Obama lavishes praise on 'smart' 'effective' Cameron
President Barack Obama offered a lavish endorsement of David Cameron on Wednesday, as the new British prime minister got down to work on Britain's buckled public finances with his new coalition.
The London government meanwhile said the new Foreign Secretary William Hague would make an early trip to Washington on Friday to take up a relationship which was sometimes perceived as awkward under Gordon Brown's premiership.
Obama praised Cameron as he took up the reins of a coalition with Britain's Liberal Democrats, which some observers fear may not be sufficiently robust to make tough decision on the economic plight of Britain and Europe.
"I find him to be a smart, dedicated, effective leader and somebody who we are going to be able to work with very effectively," Obama said, when asked if the new British government would weaken its commitment to the Afghan war.
"He reaffirmed without me bringing it up, his commitment to our strategy in Afghanistan."
"And I am confident that the new government is going to recognize that it is in the interest of all the coalition partners to help President Karzai succeed," Obama said, as he stood alongside the Afghan leader.
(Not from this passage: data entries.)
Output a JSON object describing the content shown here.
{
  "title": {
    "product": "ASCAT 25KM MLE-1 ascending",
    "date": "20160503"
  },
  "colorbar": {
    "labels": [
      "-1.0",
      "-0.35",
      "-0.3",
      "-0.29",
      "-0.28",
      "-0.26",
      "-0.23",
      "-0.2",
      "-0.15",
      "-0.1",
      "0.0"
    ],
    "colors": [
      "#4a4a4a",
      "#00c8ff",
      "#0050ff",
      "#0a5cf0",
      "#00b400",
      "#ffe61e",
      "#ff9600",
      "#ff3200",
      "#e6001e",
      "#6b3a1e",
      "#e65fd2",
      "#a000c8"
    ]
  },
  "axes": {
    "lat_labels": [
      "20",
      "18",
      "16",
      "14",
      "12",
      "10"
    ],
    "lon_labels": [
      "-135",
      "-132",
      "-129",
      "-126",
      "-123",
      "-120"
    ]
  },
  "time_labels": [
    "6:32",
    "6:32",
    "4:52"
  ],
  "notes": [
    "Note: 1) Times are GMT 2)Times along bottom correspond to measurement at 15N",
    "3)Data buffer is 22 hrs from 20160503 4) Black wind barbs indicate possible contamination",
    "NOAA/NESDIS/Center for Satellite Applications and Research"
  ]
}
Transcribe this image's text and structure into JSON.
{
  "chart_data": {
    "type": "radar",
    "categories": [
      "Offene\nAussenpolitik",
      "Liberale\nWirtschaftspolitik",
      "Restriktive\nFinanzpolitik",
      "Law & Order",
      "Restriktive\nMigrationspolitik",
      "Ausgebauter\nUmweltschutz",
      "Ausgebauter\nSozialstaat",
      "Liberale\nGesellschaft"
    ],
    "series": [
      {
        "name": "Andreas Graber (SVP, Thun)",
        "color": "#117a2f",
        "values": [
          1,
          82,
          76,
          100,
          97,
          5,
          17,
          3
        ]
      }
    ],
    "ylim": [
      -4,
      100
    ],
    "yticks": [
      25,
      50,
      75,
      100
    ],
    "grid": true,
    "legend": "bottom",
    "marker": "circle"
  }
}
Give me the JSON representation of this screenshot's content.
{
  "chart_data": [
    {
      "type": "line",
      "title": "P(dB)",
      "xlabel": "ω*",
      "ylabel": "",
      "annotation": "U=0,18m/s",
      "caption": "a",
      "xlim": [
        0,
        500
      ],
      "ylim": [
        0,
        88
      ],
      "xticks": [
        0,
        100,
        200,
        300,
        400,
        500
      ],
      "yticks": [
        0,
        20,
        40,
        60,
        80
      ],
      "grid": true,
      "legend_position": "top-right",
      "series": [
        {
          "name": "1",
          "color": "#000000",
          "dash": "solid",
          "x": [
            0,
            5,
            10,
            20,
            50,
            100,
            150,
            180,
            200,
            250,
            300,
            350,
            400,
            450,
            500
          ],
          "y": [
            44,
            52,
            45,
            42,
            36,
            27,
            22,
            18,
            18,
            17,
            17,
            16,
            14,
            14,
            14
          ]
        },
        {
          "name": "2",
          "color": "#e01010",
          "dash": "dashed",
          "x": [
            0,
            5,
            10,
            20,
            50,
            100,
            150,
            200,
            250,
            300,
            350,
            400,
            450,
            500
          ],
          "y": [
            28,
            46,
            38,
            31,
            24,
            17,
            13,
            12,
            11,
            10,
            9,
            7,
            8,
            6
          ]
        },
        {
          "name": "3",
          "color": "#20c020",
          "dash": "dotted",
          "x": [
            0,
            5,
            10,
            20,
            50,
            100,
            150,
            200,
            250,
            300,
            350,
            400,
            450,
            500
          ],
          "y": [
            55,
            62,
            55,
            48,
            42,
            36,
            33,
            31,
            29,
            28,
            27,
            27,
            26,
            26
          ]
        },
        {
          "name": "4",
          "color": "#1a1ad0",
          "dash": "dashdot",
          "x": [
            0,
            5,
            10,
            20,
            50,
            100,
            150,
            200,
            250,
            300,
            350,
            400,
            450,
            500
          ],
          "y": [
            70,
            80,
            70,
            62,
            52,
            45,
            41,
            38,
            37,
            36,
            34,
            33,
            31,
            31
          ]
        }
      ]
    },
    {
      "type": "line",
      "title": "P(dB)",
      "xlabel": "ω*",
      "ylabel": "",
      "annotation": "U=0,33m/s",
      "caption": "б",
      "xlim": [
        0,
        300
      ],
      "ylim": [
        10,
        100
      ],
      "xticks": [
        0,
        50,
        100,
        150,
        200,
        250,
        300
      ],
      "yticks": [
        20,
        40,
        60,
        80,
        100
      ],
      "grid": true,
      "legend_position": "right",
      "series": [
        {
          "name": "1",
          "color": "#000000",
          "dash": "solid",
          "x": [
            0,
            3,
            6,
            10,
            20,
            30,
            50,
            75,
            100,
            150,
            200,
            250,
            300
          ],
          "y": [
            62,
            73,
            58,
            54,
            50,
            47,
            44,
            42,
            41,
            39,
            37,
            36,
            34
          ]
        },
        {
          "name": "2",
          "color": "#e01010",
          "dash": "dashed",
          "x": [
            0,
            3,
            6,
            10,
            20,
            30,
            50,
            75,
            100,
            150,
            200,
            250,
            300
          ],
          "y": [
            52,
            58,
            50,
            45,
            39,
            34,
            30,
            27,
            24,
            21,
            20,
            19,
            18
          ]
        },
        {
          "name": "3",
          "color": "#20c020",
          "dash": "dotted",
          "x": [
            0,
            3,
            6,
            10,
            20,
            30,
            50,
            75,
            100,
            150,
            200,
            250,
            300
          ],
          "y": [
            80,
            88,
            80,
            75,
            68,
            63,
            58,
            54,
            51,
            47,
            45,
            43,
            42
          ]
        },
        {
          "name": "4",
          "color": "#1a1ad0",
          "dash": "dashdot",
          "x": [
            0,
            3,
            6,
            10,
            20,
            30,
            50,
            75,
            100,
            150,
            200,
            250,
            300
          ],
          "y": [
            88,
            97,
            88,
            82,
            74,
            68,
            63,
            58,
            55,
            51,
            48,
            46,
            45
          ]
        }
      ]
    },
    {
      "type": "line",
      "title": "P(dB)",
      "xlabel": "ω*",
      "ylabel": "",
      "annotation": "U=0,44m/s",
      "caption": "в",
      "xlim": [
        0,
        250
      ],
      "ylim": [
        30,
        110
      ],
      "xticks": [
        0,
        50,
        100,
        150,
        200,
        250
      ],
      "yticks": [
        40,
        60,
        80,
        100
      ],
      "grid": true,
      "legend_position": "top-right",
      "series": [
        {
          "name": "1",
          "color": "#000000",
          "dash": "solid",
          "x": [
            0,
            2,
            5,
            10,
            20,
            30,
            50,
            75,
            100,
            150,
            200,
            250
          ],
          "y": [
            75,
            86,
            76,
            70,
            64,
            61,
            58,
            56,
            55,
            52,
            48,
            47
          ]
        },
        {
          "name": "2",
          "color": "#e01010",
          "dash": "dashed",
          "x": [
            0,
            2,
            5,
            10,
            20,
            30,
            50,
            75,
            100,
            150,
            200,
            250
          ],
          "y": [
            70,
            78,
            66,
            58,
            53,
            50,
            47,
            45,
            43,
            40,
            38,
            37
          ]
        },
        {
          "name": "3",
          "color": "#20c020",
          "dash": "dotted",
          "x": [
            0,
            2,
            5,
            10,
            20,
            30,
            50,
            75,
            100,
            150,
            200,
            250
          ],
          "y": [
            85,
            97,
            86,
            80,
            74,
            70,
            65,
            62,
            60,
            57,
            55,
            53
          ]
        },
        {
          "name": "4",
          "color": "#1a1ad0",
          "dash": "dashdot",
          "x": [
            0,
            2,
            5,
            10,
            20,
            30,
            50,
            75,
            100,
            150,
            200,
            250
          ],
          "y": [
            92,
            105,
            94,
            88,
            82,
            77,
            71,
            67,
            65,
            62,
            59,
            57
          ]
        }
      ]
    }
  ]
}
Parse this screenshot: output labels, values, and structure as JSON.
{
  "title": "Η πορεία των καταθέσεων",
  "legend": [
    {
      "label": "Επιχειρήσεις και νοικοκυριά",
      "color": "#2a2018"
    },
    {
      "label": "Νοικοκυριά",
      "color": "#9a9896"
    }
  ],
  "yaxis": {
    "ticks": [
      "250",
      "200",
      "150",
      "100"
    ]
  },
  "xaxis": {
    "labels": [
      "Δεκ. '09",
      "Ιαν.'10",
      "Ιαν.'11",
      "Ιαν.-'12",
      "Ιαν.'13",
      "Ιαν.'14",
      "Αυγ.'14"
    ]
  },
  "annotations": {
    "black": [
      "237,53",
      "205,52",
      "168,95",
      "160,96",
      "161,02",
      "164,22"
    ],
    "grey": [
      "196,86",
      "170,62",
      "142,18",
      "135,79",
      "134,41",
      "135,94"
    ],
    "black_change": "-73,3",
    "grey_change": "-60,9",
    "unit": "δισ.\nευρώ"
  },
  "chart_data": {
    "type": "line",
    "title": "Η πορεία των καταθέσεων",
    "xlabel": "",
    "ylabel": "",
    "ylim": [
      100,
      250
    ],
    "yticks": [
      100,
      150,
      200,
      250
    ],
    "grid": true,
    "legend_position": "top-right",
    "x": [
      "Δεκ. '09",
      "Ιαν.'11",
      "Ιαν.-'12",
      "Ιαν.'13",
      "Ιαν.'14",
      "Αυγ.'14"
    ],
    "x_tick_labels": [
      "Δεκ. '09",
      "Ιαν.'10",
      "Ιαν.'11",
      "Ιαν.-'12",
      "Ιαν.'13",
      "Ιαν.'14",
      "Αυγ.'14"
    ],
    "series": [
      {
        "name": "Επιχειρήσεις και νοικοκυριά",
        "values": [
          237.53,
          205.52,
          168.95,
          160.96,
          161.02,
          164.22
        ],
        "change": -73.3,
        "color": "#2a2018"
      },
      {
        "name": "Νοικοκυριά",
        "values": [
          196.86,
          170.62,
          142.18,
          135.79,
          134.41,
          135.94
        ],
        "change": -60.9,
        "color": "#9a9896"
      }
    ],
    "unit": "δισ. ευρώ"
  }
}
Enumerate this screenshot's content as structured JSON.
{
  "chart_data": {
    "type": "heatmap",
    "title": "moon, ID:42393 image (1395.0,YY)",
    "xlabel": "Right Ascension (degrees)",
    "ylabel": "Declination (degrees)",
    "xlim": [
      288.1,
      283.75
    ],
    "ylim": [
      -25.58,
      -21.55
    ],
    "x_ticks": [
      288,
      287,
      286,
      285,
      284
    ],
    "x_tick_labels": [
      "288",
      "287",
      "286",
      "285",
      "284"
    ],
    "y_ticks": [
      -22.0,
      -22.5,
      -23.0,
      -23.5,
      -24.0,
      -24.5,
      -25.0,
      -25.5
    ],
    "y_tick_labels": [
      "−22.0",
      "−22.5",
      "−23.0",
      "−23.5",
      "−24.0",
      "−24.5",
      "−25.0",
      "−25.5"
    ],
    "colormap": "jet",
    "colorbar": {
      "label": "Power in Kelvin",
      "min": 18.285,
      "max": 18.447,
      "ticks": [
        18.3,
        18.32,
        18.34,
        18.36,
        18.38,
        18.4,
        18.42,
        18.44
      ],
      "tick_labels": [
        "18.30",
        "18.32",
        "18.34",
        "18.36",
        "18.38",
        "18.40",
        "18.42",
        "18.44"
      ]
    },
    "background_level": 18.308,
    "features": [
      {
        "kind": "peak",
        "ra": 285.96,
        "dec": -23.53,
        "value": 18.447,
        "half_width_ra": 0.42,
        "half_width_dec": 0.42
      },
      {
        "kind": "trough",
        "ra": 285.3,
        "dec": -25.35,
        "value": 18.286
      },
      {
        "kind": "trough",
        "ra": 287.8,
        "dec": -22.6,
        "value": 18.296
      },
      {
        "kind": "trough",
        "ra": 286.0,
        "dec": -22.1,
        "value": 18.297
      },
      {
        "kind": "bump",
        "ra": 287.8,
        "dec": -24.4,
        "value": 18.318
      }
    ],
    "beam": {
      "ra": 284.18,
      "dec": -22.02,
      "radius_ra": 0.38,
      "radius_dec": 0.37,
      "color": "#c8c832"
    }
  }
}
Obama called Cameron on Tuesday moments after the walked into 10 Downing Street after succeeding Brown, following five days of uncertainty and political bargaining with the Liberal Democrats.
A Foreign Office spokesman said that Hague had been invited to Washington on Friday by Secretary of State Hillary Clinton.
Hague said on Tuesday the new British government wanted a "solid but not slavish relationship" with the United States, stressing the importance of the relationship between the two countries.
"No doubt we will not agree on everything," he said. "But they remain, in intelligence matters, in nuclear matters, in international diplomacy, in what we are doing in Afghanistan, the indispensable partner of this country."
In comments that will be warmly welcomed in London, Obama praised the "extraordinary, special relationship between the United States and Great Britain; one that outlasts any individual party, any individual leader."
"It is built up over centuries, and it's not going to go away."
There have been repeated questions in London and Washington whether Obama is as committed to the relationship with Britain as previous presidents, as he seeks to forge future ties between the United States in the developing world.
While Obama and Brown forged respect while battling the deepest economic crisis in decades, they seemed an odd political couple.
Some observers say Obama treated Brown brusquely at first, and insulted some Britons when he removed a bust of Winston Churchill from the Oval Office.
Brown, a formal Scot, seemed from a different political generation than the flashy Obama.
"Cameron is a very smooth, polished character," said Reginald Dale of the Center for Strategic and International Studies.
"He has more of the social graces than Gordon Brown, who was an angular, crusty character, who was always seething underneath."
The White House repeatedly denied it snubbed Brown, and despaired of tales of Anglo-US tension whipped up by the British press.
But early on, the Obama White House did seem loath to pay rhetorical homage to the "special relationship."
Obama, who last year dubbed himself the first "Pacific president," seems to lack his predecessors' cultural or emotional empathy toward Europe.
But given the power of the European economy, even in its current indebted state, the last thing he needs is another weak European government wary of tough decisions on slashing deficits and cutting budgets.
As Obama's comments showed, Britain is most valued here for signing up to US military adventures overseas, like Afghanistan.
But with the British military braced for massive budget cuts, some in Washington wonder how long London will pack a significant punch overseas.
Cameron may also face US pressure on Europe: traditionally the White House likes to see Britain engaged on the continent.
Cameron's Conservatives, however, are riven with splits over Europe, and their Euro-skepticism may limit their clout on the continent.
Many of the Liberal Democrats are hugely pro-Europe, and the coalition deal appears to have formalized a split in the heart of the new British government.